Corto relato de un encuentro, aunque forzado: muy grato
"Vos gallego como siempre mezclando
conceptos y hechos" suelen murmurar en los pasillos tus lectores, eso en mi
opinión es lo más grave. ¡Bueno no es para tanto!, pero si es cosa seria, como
le decía tu viejo a tu vieja.
Perdoname hermano yo ya me cansé de
defenderte.
Hoy ya es casi Marzo del 2025, la
gente se prepara para el carnaval jujeño mientras vos tenés a tu estado de
salud "en capilla", tus finanzas "en coma grado 3" y tu
situación familiar en indefinición permanente.
Y la hago corta, como les gusta a
tus amigos y parientes con poca paciencia para leer a los que, como vos, se van
por las ramas y no cuentan la historia como debe ser.

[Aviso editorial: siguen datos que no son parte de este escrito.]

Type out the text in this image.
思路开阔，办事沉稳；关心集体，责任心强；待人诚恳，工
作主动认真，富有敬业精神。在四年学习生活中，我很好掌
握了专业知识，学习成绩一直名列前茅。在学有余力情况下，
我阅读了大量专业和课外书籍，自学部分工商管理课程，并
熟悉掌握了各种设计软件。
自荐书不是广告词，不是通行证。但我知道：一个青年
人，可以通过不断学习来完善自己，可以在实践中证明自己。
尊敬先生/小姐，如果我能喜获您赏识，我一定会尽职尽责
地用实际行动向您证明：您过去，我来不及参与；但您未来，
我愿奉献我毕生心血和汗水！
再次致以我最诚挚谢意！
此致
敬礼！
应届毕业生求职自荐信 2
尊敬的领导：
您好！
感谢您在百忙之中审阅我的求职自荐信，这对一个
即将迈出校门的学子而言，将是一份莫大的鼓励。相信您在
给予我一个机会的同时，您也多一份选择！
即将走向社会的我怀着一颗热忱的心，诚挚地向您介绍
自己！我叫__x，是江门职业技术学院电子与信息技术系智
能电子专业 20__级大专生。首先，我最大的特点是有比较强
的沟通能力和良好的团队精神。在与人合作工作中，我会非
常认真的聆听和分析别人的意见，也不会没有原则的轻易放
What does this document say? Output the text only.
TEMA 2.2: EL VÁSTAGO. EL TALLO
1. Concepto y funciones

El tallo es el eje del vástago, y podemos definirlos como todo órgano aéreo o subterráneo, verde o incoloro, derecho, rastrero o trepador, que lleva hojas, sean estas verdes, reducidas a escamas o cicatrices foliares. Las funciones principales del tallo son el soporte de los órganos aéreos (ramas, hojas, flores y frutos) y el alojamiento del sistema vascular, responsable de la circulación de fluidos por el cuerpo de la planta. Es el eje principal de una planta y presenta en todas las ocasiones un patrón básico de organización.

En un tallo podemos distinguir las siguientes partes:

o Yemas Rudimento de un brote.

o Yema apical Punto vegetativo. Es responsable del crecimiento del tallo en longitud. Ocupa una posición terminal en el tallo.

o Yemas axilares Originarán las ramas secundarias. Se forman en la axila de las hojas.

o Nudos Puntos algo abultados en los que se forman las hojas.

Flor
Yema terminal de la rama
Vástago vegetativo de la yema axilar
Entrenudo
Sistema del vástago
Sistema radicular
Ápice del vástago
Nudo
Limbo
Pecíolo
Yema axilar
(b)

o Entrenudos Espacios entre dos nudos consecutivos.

Sin embargo tuviste tiempo para
retrucarme. “Allá ellos (dijo Mundstock) pues no saben que las ramas son las
del árbol genealógico que, al fin y al cabo son la vida misma, y es: donde
mejor canta el pájaro" (Alejandro Jodorowsky.)
Epílogo: entraste a los consultorios
de la calle Lavalle, casi Salta; y la encaraste a la secretaria: "Niña
dígale a la Licenciada que Ricardo viene a molestarla!". Aunque sonrió de
entrada, la mina te miró fiero pero...apenas dos minutos después estabas
charlando con Judit y en menos de cinco absorbiste tu dosis semanal? de
buenas ondas. Saravá Colina! pensaste mientras te ibas a la parada del ómnibus
con una sonrisa dibujada típica de foto familiar.
Foto: Cielo de fines de febrero, desde el patio trasero.